On Thu, Oct 28, 2021 at 10:24 AM Sam Sneddon via webkit-dev <webkit-dev@lists.webkit.org> wrote:
As part of the ongoing work on GPU Process, we’re interested in adding support for reftest fuzzy matching (i.e., allowing a certain amount of tolerance when comparing the generated images).

Our intention is to match the semantics of WPT’s reftests (https://web-platform-tests.org/writing-tests/reftests.html#fuzzy-matching):
<meta name=fuzzy content="maxDifference=15;totalPixels=300">
There are cases where we’ll want to apply these to the tests unconditionally, for example where varying behaviour is expected across ports (such as anti-aliasing differences), and in these cases for WPT tests these annotations should probably be exported upstream.

The current plan, and work is underway to do this, is to support this syntax via parsing the HTML in Python when there is a hash mismatch, which should minimise the performance impact versus always reading this metadata.

However, this doesn’t entirely suffice. There are cases where we might want to allow more tolerance on one platform or another, or vary based on GPU model or driver. As such, this requires not only platform specific metadata (i.e., similar to that which we have in TestExpectations files today), but also expectations with finer granularity.

Are we sure we really need that? What are examples of tests that do warrant such a mechanism?

Generally, we want to keep our testing infrastructure as simple as possible.

One option is to extend the meta content to encode conditional variants, though this doesn’t work for WPT tests (unless we get buy-in to upstream these annotations into the upstream repo, though that might be desirable for the sake of results on wpt.fyi). We would need to be confident that this wouldn’t become unwieldy however; we wouldn’t want to end up with something like (if:port=Apple)maxDifference=1;totalPixels=10,(if:platform=iOS)maxDifference=10;totalPixels=20,(if:port=GTK)maxDifference=10;totalPixels=300.
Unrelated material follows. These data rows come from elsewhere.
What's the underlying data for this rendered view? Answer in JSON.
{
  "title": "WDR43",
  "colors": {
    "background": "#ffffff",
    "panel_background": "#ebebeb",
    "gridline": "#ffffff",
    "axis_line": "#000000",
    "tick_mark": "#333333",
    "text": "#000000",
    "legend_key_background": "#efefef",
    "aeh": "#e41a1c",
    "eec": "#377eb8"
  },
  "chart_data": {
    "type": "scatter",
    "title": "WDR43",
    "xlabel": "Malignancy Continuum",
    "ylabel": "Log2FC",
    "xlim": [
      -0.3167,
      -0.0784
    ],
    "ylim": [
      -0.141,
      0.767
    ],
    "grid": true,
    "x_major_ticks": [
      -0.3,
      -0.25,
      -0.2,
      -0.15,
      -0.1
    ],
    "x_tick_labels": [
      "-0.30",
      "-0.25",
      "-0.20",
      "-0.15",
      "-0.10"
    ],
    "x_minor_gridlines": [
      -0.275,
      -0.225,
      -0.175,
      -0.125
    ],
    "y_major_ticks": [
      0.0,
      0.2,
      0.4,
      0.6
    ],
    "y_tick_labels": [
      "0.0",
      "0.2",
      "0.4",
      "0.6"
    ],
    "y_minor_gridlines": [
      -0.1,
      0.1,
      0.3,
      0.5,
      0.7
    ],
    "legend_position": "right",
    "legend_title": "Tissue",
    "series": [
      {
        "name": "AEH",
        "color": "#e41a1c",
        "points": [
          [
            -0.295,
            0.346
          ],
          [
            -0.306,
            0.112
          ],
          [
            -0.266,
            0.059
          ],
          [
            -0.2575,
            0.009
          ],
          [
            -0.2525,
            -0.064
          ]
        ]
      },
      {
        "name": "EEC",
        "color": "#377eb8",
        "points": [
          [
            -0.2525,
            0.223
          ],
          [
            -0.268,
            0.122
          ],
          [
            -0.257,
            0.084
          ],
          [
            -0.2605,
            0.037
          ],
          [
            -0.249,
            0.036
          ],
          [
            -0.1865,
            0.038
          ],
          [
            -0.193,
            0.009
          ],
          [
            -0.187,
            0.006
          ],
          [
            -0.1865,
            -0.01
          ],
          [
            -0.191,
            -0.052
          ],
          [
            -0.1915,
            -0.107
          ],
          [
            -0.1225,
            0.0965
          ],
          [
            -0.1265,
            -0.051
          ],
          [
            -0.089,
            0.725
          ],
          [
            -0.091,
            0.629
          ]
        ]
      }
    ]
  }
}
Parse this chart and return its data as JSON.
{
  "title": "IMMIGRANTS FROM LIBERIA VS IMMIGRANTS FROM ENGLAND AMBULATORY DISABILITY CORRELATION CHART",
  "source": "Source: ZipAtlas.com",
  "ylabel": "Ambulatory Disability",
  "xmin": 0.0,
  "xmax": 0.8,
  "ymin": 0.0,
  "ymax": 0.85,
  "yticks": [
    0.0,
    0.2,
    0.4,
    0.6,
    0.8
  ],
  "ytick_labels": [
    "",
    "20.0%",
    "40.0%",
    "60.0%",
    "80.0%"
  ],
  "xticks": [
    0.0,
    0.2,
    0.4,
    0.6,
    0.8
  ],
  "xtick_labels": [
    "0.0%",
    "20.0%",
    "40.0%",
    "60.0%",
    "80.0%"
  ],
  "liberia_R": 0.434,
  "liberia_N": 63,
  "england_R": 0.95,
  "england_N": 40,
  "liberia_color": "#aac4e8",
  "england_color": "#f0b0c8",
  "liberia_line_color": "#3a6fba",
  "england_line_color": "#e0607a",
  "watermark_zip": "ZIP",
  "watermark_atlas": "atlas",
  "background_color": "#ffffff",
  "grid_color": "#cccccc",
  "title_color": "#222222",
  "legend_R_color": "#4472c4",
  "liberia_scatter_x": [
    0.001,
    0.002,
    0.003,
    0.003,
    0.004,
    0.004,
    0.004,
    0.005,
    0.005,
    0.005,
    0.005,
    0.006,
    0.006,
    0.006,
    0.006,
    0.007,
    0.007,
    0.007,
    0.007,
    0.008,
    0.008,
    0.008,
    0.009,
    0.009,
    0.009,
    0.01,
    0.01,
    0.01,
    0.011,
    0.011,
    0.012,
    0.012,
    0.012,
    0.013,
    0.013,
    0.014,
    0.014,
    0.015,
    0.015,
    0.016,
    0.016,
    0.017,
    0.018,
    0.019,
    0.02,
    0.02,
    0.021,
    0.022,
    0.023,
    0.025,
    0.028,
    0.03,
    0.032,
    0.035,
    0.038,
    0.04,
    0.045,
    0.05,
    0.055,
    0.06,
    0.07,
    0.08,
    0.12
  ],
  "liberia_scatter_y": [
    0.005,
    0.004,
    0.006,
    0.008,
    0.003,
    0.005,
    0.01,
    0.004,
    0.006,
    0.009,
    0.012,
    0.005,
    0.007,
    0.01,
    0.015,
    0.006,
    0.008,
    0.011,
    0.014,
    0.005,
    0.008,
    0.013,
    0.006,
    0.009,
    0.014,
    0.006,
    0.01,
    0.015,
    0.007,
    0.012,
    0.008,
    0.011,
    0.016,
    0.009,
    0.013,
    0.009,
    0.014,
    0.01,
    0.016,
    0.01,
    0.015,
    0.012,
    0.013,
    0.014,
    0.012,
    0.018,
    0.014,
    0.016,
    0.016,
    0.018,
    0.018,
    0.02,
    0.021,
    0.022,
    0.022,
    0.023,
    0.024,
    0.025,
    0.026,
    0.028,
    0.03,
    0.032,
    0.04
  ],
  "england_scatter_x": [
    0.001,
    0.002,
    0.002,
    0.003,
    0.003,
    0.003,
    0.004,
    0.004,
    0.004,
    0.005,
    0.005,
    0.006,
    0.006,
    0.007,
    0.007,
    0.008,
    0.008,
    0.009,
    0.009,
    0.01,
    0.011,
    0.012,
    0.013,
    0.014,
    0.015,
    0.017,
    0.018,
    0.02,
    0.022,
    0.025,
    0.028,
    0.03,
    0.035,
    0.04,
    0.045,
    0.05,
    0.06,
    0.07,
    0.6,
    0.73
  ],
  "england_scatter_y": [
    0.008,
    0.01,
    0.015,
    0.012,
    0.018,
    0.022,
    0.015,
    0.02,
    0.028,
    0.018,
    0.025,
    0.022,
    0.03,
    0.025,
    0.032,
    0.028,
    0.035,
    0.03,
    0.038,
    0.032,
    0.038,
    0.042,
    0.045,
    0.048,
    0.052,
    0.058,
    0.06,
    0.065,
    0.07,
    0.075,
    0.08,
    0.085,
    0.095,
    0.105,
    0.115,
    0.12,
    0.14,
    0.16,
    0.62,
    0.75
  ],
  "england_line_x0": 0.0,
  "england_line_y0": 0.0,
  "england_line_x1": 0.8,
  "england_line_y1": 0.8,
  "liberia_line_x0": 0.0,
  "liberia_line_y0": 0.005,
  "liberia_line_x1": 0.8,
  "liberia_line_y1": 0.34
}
Another option is to extend TestExpectations to store more specific data (though again this might become unwieldy, as we’re unlikely to add new “platforms” based on every variable we might want to distinguish results on). This also means the metadata is far away from the test itself, and the TestExpectations files would continue to grow even further (and we already have 34k lines of TestExpectations data!). TestExpectations is also a rather horrible file format to modify the parser of.

I'm fine with either of the above options but I don't think we should introduce this kind of micro syntax if we're going with meta.

We should probably specify a platform in a different attribute altogether. e.g.
<meta name="fuzzy" content="platforms=mac-bigsur; maxDifference=15; totalPixels=300">

I like this suggestion; WPT already allows multiple <meta name="fuzzy"> because you can specify a per-reference fuzzy value:

There is also test-options.json which has most of the same downsides as TestExpectations, albeit without the pain in modifying the parser.

Finally, we could add per-test or per-directory files alongside the tests. (Due to how things work, these could presumably also be in directories in platform/.) This I think is probably the best option as it keeps the metadata near the test, without needing to modify the test (which, per above, is problematic for WPT as we move to automatically exporting changes). One could imagine either a __dir__-metadata.json (to use a similar name to how WPT names directory-level metadata files) or a -expected-fuzzy.json file alongside each test.

Both of these two options seem worse than either encoding in the test or putting in the test expectations. They invent a brand new mechanism to store metadata for tests. We don't want to introduce yet another file / mechanism people need to be aware of.